Director of the Census Bureau, Dr. Kenneth Prewitt said, “I don`t want to create a census in 2000 that creates a problem for 2010.  We could over promise and then come in 2010 and the communities will say, ‘My God, you told us that if we filled this form out, we were going get a new school, so where is it?’”7

  • A Case in Point: Sacramento City Council Districts

  • Sacramento City Council member Lauren Hammond testified that the severe undercount in her district – a predominantly African American area – resulted in insufficient resources for a much-needed middle school:  “I have four high schools and eight elementary schools and not one darn middle school because there aren`t the numbers to reflect that.”8

    Logic and school enrollment suggest Councilwoman Hammond’s district needs a middle school.  She believes statistical adjustment will help get one.  The evidence suggests that it won’t.

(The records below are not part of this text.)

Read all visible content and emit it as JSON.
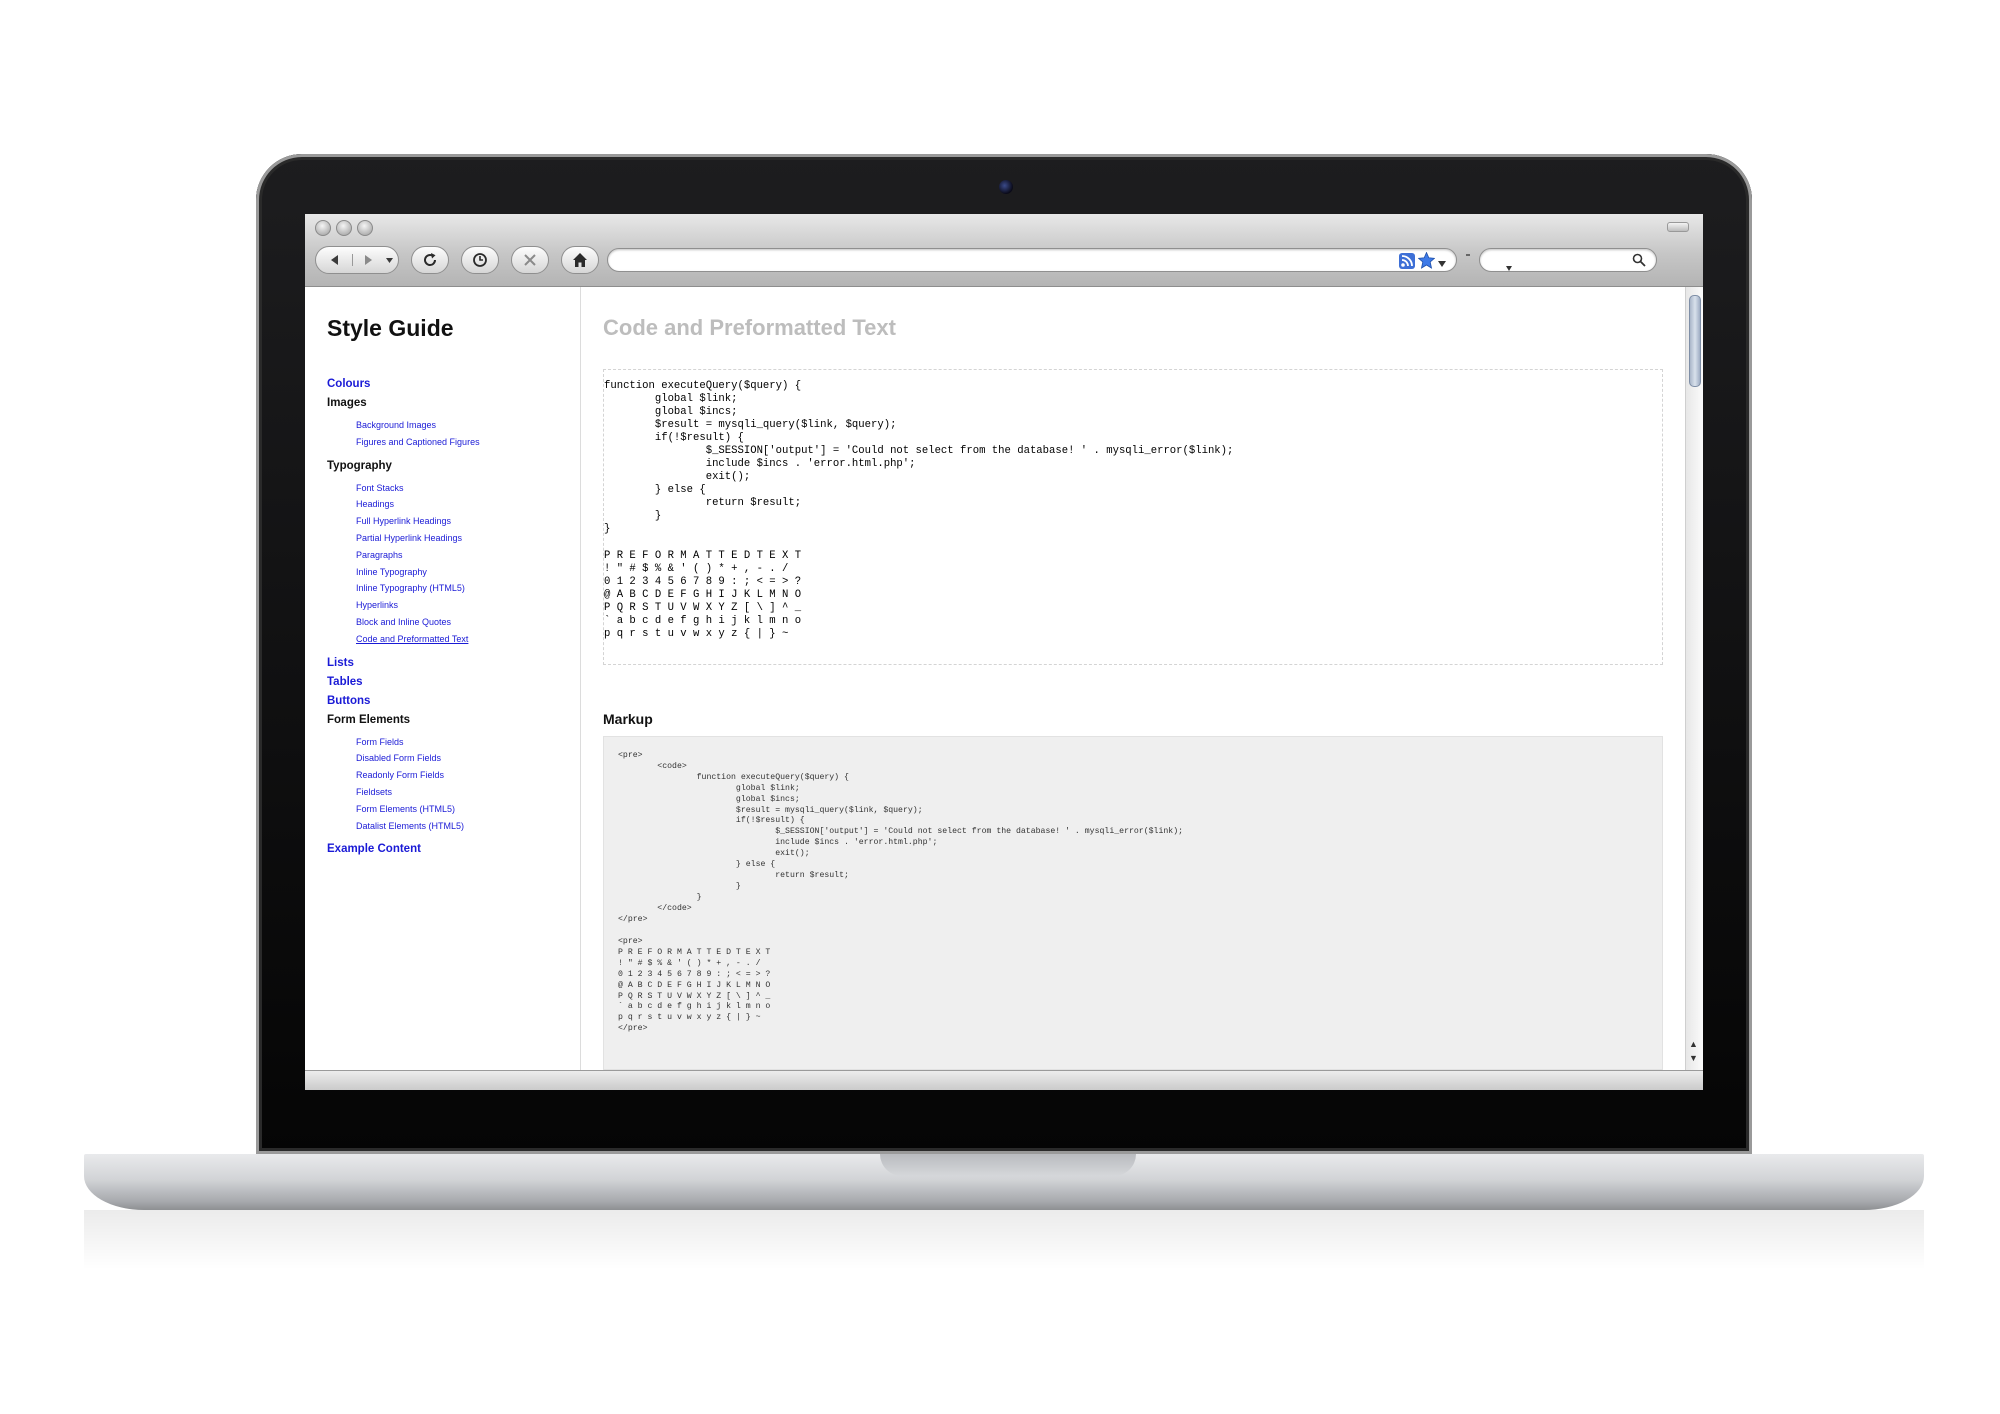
{
  "browser": {
    "url_value": "",
    "search_value": ""
  },
  "sidebar": {
    "title": "Style Guide",
    "nav": [
      {
        "label": "Colours",
        "kind": "link"
      },
      {
        "label": "Images",
        "kind": "plain",
        "children": [
          "Background Images",
          "Figures and Captioned Figures"
        ]
      },
      {
        "label": "Typography",
        "kind": "plain",
        "children": [
          "Font Stacks",
          "Headings",
          "Full Hyperlink Headings",
          "Partial Hyperlink Headings",
          "Paragraphs",
          "Inline Typography",
          "Inline Typography (HTML5)",
          "Hyperlinks",
          "Block and Inline Quotes",
          "Code and Preformatted Text"
        ]
      },
      {
        "label": "Lists",
        "kind": "link"
      },
      {
        "label": "Tables",
        "kind": "link"
      },
      {
        "label": "Buttons",
        "kind": "link"
      },
      {
        "label": "Form Elements",
        "kind": "plain",
        "children": [
          "Form Fields",
          "Disabled Form Fields",
          "Readonly Form Fields",
          "Fieldsets",
          "Form Elements (HTML5)",
          "Datalist Elements (HTML5)"
        ]
      },
      {
        "label": "Example Content",
        "kind": "link"
      }
    ],
    "current": "Code and Preformatted Text"
  },
  "main": {
    "heading": "Code and Preformatted Text",
    "code_example": "function executeQuery($query) {\n        global $link;\n        global $incs;\n        $result = mysqli_query($link, $query);\n        if(!$result) {\n                $_SESSION['output'] = 'Could not select from the database! ' . mysqli_error($link);\n                include $incs . 'error.html.php';\n                exit();\n        } else {\n                return $result;\n        }\n}",
    "preformatted_example": "P R E F O R M A T T E D T E X T\n! \" # $ % & ' ( ) * + , - . /\n0 1 2 3 4 5 6 7 8 9 : ; < = > ?\n@ A B C D E F G H I J K L M N O\nP Q R S T U V W X Y Z [ \\ ] ^ _\n` a b c d e f g h i j k l m n o\np q r s t u v w x y z { | } ~",
    "markup_title": "Markup",
    "markup_code": "<pre>\n        <code>\n                function executeQuery($query) {\n                        global $link;\n                        global $incs;\n                        $result = mysqli_query($link, $query);\n                        if(!$result) {\n                                $_SESSION['output'] = 'Could not select from the database! ' . mysqli_error($link);\n                                include $incs . 'error.html.php';\n                                exit();\n                        } else {\n                                return $result;\n                        }\n                }\n        </code>\n</pre>",
    "markup_pre": "<pre>\nP R E F O R M A T T E D T E X T\n! \" # $ % & ' ( ) * + , - . /\n0 1 2 3 4 5 6 7 8 9 : ; < = > ?\n@ A B C D E F G H I J K L M N O\nP Q R S T U V W X Y Z [ \\ ] ^ _\n` a b c d e f g h i j k l m n o\np q r s t u v w x y z { | } ~\n</pre>"
  },
  "icons": {
    "back": "back-arrow-icon",
    "forward": "forward-arrow-icon",
    "reload": "reload-icon",
    "history": "clock-icon",
    "stop": "stop-x-icon",
    "home": "home-icon",
    "rss": "rss-feed-icon",
    "bookmark": "star-icon",
    "search": "magnifier-icon"
  },
  "colors": {
    "link": "#1a1ad6",
    "heading_muted": "#bdbdbd",
    "markup_bg": "#efefef"
  }
}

    Marginal increases in the population of heavily undercounted blocks in the Councilwoman’s district would be unlikely to strengthen her case for a middle school.  In fact, her argument might be weakened, since increases in her district would be offset by comparable increases to undercounted and overcounted blocks in neighboring districts.

    Aggregation of adjustments at higher levels of geography (big cities, states), is likely to produce a harmful result: Councilwoman Hammond’s reports of egregious undercounts in her district would be contradicted by the appearance of only minor undercounts in Sacramento, California and the nation.  Legitimate complaints about census undercount would be precluded by the notion that the undercount had been officially eliminated.  Adjustment can appear to substantially reduce the undercount at the big-city and state level, without correcting undercounts in local areas.